25 de maio de 2013

Escrita Sânscrita Reflete a Consciência

Uma Linha de Força e Bênção Contínuas Ampara 
Do Alto as Linhas Inferiores e Separadas de Percepção

Carlos Cardoso Aveline

 Dois exemplos: na imagem mais acima, a palavra “sânscrito” no
alfabeto Devanagari. Mais abaixo, com letras menores,  o lema do
movimento teosófico:  “Não Há Religião Mais Elevada que a Verdade” 



Parece haver mais de um motivo para os povos do Oriente verem o sânscrito como uma língua sagrada.  

Quando olhamos uma frase escrita em sânscrito, percebemos no alto uma linha horizontal unindo as letras de cada palavra. Elas ficam penduradas, como se letras fossem roupas lavadas secando ao vento.

A linha superior simboliza a continuidade quase inalterável da consciência imortal de cada ser humano. Embora este nível de Ser esteja em grande parte adormecido no cidadão médio da humanidade atual, ele é a fonte e o alicerce invisível das operações cotidianas da consciência.

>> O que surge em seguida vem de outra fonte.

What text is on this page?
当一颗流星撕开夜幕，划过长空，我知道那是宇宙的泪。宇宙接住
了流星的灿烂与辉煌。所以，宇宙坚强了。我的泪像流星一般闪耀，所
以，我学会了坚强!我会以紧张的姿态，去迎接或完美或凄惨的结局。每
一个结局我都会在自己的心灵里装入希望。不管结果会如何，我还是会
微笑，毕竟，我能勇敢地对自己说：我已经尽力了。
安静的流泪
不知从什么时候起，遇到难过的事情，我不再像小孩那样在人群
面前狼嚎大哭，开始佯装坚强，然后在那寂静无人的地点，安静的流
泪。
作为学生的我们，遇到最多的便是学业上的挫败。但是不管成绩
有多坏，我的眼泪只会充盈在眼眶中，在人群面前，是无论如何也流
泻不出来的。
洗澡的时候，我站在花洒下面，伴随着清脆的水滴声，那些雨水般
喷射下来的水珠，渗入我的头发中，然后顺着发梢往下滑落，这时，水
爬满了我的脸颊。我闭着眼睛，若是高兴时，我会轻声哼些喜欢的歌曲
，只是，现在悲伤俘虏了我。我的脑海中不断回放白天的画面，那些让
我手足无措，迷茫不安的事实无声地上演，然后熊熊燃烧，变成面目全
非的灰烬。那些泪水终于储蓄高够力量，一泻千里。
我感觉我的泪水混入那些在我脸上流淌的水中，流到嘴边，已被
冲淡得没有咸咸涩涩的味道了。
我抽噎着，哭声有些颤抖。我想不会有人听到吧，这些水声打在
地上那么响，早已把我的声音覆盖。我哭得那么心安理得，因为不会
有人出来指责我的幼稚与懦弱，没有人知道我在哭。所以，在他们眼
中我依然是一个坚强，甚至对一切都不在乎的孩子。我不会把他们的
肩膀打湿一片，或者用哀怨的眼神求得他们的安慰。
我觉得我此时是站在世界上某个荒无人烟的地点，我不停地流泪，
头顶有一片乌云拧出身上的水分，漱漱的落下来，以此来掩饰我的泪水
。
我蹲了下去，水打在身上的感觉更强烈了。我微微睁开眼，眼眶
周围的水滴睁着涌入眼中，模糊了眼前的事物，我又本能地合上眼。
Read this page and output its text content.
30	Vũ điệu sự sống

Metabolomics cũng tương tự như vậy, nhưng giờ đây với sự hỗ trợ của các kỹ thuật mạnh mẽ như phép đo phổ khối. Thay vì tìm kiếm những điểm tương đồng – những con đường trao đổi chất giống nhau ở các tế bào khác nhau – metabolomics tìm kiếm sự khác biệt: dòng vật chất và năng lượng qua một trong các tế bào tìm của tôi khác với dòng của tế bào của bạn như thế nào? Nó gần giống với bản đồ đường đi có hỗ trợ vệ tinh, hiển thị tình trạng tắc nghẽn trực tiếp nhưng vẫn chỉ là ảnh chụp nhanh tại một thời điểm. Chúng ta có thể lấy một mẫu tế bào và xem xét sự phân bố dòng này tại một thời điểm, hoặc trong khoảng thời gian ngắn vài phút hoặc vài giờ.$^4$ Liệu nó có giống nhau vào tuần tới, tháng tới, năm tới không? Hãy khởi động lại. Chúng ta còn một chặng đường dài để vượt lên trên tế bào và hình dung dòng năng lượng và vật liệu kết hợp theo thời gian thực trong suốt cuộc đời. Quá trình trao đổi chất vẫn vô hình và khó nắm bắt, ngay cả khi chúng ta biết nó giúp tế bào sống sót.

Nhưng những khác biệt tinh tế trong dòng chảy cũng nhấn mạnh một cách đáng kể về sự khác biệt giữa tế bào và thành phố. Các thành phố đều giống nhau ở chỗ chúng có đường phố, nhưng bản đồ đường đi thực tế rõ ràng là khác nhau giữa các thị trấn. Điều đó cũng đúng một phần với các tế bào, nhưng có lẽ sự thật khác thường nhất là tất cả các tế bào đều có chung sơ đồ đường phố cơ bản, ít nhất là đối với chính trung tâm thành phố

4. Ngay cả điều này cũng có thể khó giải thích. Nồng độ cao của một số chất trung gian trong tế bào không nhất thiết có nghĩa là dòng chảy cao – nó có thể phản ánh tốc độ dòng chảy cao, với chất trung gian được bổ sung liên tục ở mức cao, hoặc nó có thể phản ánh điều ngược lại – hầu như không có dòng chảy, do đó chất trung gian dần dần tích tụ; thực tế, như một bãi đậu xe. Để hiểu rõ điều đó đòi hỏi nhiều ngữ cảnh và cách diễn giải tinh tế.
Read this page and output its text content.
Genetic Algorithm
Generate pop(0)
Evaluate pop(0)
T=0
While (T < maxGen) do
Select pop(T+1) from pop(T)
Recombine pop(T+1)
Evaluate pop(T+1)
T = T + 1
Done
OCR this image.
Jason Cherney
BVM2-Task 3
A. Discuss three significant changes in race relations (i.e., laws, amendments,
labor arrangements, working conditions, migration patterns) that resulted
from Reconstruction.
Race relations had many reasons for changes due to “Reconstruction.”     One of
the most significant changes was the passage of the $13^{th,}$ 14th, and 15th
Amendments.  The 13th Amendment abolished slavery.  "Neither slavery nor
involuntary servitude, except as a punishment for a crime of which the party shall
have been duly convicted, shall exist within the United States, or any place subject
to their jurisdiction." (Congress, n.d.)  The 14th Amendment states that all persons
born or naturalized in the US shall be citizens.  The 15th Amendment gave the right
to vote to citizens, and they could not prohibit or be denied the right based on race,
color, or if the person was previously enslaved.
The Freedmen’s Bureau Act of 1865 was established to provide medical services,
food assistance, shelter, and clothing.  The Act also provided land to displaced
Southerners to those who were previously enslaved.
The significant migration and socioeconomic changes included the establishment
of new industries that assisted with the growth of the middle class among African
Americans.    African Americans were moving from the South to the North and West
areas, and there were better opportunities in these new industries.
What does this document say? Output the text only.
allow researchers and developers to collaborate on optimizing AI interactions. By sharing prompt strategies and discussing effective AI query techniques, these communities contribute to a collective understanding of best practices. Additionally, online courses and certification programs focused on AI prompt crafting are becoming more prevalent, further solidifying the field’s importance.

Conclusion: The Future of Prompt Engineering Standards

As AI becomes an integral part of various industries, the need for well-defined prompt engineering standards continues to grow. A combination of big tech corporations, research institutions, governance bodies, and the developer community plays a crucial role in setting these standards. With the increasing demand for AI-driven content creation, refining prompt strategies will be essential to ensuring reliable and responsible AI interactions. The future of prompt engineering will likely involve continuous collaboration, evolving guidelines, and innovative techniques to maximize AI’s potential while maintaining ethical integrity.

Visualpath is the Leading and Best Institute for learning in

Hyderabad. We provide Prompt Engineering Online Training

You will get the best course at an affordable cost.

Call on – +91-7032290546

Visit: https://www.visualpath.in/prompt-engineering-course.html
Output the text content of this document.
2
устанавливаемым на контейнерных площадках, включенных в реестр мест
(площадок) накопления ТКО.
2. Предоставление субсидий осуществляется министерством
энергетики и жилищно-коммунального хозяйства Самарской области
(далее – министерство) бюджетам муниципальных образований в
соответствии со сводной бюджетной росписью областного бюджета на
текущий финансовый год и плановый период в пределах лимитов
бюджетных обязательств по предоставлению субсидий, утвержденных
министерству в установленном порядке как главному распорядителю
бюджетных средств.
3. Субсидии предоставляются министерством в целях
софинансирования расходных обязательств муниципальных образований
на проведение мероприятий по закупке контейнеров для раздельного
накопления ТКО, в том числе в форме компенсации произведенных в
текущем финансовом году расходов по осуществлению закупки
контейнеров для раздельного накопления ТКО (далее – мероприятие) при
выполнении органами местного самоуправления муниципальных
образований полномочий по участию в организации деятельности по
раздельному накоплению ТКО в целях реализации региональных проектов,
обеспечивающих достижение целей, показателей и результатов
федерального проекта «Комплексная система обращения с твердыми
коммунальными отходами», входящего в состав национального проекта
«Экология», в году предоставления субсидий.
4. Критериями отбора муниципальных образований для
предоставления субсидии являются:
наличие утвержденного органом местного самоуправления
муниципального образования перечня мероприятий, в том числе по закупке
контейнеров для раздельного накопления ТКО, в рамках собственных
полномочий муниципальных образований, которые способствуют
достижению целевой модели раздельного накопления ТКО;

Desta linha vibratória divina descem as diferentes letras, símbolo das percepções provisórias e perecíveis do eu inferior. As emoções e os pensamentos que habitam a alma mortal são versões precárias da percepção ininterrupta que flui no plano do eu superior. 

Quem medita contemplativamente todos os dias sobre a realidade universal pode fixar sua atenção por um instante neste significado da parte superior das letras da escrita sânscrita. E talvez encontre em si mesmo aquela linha contínua,  imagem da inteligência eterna estabelecida acima do pensamento pessoal.

Refletindo sobre esta linha como um processo inalterado, podemos compreender algo da pura consciência que vive a unidade direta e imediata com o Todo Oceânico da Lei e do Universo.  

A linha contínua da inteligência superior transcende as distâncias que separam a parte inferior das letras e das palavras. É assim que são registradas nossas ações no Livro da Vida, o Akasha. As motivações nobres ficam “anotadas” num nível. As ações precárias e sujeitas a erro, num nível inferior da realidade. Mas a inteligência divina está presente na vida cotidiana.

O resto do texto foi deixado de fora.